Do party leaders really want change?

Democrats have an opportunity to lead on labor and begin to regain the trust of working-class Americans by showing real solidarity, instead of merely repeating rhetoric. American workers have been pushed too far to stomach more empty words after forty years of wage stagnation despite a rise in productivity, cost of living, and gains for the wealthy.

Republicans understand the role of labor in pushing electoral and policy programs. Once in office, they target their opponents and suppress labor. Like former Wisconsin Gov. Scott Walker, Glenn Youngkin barely warmed the governors’ seat in Virginia before pushing to repeal mandates for project labor on public works and collective bargaining for public employees.

Republicans don’t have to choose between the donors and their base, who embrace antipolitics and reject any government action beyond cutting taxes for the wealthy. If Democrats actually want to advance policy, they must build structuralized power in a politically capable base.

Americans feel powerless against elite forces blocking the proper channels to affect change. Legislation to shift economic and political power to working people is consistently mangled or killed. Many are losing faith in democracy as a mechanism to deliver solutions for their lives. Polls show Americans’ trust in government at 29%, Biden’s approval rating at 41%, and those who identify as Democrats at 28% percent. 

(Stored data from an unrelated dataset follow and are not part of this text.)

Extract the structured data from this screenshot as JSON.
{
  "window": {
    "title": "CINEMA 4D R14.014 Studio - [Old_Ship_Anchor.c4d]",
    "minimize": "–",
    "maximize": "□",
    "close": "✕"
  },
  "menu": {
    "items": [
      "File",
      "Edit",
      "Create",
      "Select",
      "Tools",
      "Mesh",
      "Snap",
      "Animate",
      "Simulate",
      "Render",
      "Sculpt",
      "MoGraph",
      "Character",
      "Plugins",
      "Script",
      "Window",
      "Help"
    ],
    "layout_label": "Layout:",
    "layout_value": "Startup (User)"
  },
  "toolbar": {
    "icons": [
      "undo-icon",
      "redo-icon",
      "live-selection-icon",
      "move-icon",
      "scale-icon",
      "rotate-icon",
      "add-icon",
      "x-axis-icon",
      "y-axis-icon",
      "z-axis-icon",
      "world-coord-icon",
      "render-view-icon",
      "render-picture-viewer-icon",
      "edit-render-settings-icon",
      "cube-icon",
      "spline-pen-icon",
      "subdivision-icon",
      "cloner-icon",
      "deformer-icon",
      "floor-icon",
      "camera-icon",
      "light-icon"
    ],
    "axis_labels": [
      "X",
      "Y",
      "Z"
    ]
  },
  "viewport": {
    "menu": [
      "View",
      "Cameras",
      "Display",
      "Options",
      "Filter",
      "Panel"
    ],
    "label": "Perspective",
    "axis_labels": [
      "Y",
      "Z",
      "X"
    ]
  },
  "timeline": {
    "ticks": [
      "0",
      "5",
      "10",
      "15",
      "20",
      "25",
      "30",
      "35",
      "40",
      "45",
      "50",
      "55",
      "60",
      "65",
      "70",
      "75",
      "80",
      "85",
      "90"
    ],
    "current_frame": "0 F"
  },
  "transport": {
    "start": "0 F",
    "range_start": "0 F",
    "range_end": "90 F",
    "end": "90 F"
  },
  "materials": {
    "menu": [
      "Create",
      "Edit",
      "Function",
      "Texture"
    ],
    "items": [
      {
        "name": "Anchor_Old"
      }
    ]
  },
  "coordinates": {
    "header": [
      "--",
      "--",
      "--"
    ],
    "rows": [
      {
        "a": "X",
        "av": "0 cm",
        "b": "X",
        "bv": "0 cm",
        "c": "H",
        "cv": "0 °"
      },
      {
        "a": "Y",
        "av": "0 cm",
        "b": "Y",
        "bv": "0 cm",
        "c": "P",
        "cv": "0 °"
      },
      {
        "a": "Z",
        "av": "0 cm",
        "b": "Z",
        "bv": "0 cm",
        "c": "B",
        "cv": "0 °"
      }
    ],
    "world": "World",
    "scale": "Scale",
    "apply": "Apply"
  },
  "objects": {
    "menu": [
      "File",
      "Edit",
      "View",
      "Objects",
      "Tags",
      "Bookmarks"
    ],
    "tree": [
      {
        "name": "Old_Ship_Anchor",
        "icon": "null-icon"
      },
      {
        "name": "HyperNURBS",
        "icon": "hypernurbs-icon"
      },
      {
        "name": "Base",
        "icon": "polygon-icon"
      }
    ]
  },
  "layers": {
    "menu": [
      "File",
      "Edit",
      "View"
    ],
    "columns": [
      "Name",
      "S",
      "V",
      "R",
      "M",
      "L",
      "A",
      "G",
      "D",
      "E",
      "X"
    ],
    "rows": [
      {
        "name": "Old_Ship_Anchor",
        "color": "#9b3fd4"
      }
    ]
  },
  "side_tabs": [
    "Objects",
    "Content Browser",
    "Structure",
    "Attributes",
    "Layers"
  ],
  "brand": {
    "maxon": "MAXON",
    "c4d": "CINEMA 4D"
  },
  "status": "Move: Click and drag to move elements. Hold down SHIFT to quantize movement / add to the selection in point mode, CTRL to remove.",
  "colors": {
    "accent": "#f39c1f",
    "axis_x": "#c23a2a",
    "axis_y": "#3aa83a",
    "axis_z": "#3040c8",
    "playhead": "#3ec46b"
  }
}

Democrats need solidarity with unions. Not only do they foster political literacy and engagement, but they’re also critical to a functioning democracy. It’s short-sighted to forfeit working-class voters to Republicans, who capitalize on feelings of betrayal with false populism and culture wars.

Serving working people (the majority) is not just the duty of elected leaders, it’s Democrats’ best shot. Help the people build back better.

Joseph Geevarghese is the executive director of Our Revolution and the former leader of Good Jobs Nation, a labor rights organization.